Because they clinched the division early last year, the Mets will be playing vital games in the final week of the season for the first time since 2008.

The three-team wild card chase the Mets find themselves in is similar to the final month of the 1998 season.

Right now, the Mets, Giants, and Cardinals are battling to get into a one-game playoff with the reward being a division series matchup with the Cubs. Eighteen years ago, it was the Mets, Giants and Cubs fighting for one wild card spot.

If the season ended today, the Mets would be in the playoffs. Guys playing through pain, like Asdrubal Cabrera, can provide a lift to a team at the end of a long season. “What it just shows you, it really teaches you how to be a pro,” Terry Collins said before Saturday’s game. “As Cabby said, ‘I’ve got a lot of time to rest.’ We’re on a mission. He’s one of the guys, he knows he’s playing good, he knows he’s swinging the bat great and he knows he needs to be in there.”

The wild card was still fairly new in 1998, and there was some criticism as the Mets, Cubs and Giants seemed to be playing a game of ‘I’ve got it, you take it.’ Sound familiar?

The Cardinals are inconsistent, the Giants have floundered since the All-Star break and just when the Mets start to look good they get swept by the Braves.

There is a big difference when it comes to the Mets starting rotation. The 1998 team used a six-man rotation while the current team has been challenged to find five. Collins is now flirting with the idea of giving Steven Matz some bullpen work. The manager was asked if the southpaw could pitch in relief in the postseason. “You’re talking about a playoff situation where we don’t even know if he can pitch right now. So there’s too many other variables that we gotta take a look at,” Collins said. “Obviously he’s a guy you’re not gonna get up real fast and get ready.”

Fans have been figuring out what would happen if there’s a three-way tie, and who would play who after the season ends.

In 1998, the Mets had a one game lead for the final playoff spot with five games to go. They lost all five, including two at home to the Expos. Then they went to Atlanta and were swept by the Braves. Had the Mets won any one of those five games, there would’ve been a three-way tie. The Mets would’ve played the Giants at Shea Stadium and the winner would’ve hosted the Cubs.
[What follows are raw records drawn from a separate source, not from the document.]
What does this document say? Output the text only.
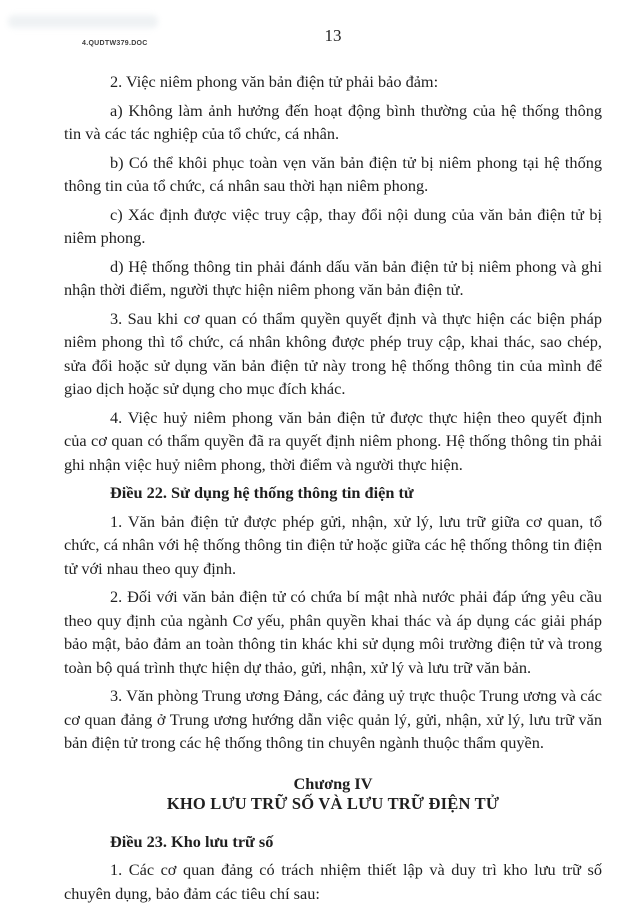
4.QUDTW379.DOC	13

2. Việc niêm phong văn bản điện tử phải bảo đảm:

a) Không làm ảnh hưởng đến hoạt động bình thường của hệ thống thông tin và các tác nghiệp của tổ chức, cá nhân.

b) Có thể khôi phục toàn vẹn văn bản điện tử bị niêm phong tại hệ thống thông tin của tổ chức, cá nhân sau thời hạn niêm phong.

c) Xác định được việc truy cập, thay đổi nội dung của văn bản điện tử bị niêm phong.

d) Hệ thống thông tin phải đánh dấu văn bản điện tử bị niêm phong và ghi nhận thời điểm, người thực hiện niêm phong văn bản điện tử.

3. Sau khi cơ quan có thẩm quyền quyết định và thực hiện các biện pháp niêm phong thì tổ chức, cá nhân không được phép truy cập, khai thác, sao chép, sửa đổi hoặc sử dụng văn bản điện tử này trong hệ thống thông tin của mình để giao dịch hoặc sử dụng cho mục đích khác.

4. Việc huỷ niêm phong văn bản điện tử được thực hiện theo quyết định của cơ quan có thẩm quyền đã ra quyết định niêm phong. Hệ thống thông tin phải ghi nhận việc huỷ niêm phong, thời điểm và người thực hiện.

Điều 22. Sử dụng hệ thống thông tin điện tử

1. Văn bản điện tử được phép gửi, nhận, xử lý, lưu trữ giữa cơ quan, tổ chức, cá nhân với hệ thống thông tin điện tử hoặc giữa các hệ thống thông tin điện tử với nhau theo quy định.

2. Đối với văn bản điện tử có chứa bí mật nhà nước phải đáp ứng yêu cầu theo quy định của ngành Cơ yếu, phân quyền khai thác và áp dụng các giải pháp bảo mật, bảo đảm an toàn thông tin khác khi sử dụng môi trường điện tử và trong toàn bộ quá trình thực hiện dự thảo, gửi, nhận, xử lý và lưu trữ văn bản.

3. Văn phòng Trung ương Đảng, các đảng uỷ trực thuộc Trung ương và các cơ quan đảng ở Trung ương hướng dẫn việc quản lý, gửi, nhận, xử lý, lưu trữ văn bản điện tử trong các hệ thống thông tin chuyên ngành thuộc thẩm quyền.

Chương IV

KHO LƯU TRỮ SỐ VÀ LƯU TRỮ ĐIỆN TỬ

Điều 23. Kho lưu trữ số

1. Các cơ quan đảng có trách nhiệm thiết lập và duy trì kho lưu trữ số chuyên dụng, bảo đảm các tiêu chí sau:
It was a moot point when Armamdo Reynoso was clobbered by the Braves in the house of horrors known as Turner Field to end the season.

Now the Mets look for some wins in the final week of the season, a week which is rarely kind to the Flushing faithful outside of 1999.

For some reason, the final five games of 1998 are rarely mentioned among the dark moments in Mets history. The only moments from that season that seem to have lasted are trading for Mike Piazza, Piazza’s home run in Houston off Billy Wagner and Mel Rojas giving up a homer to Paul O’Neill in the first Subway Series game at Shea.

This season will be memorable whether it’s because of injuries, making the playoffs, or both.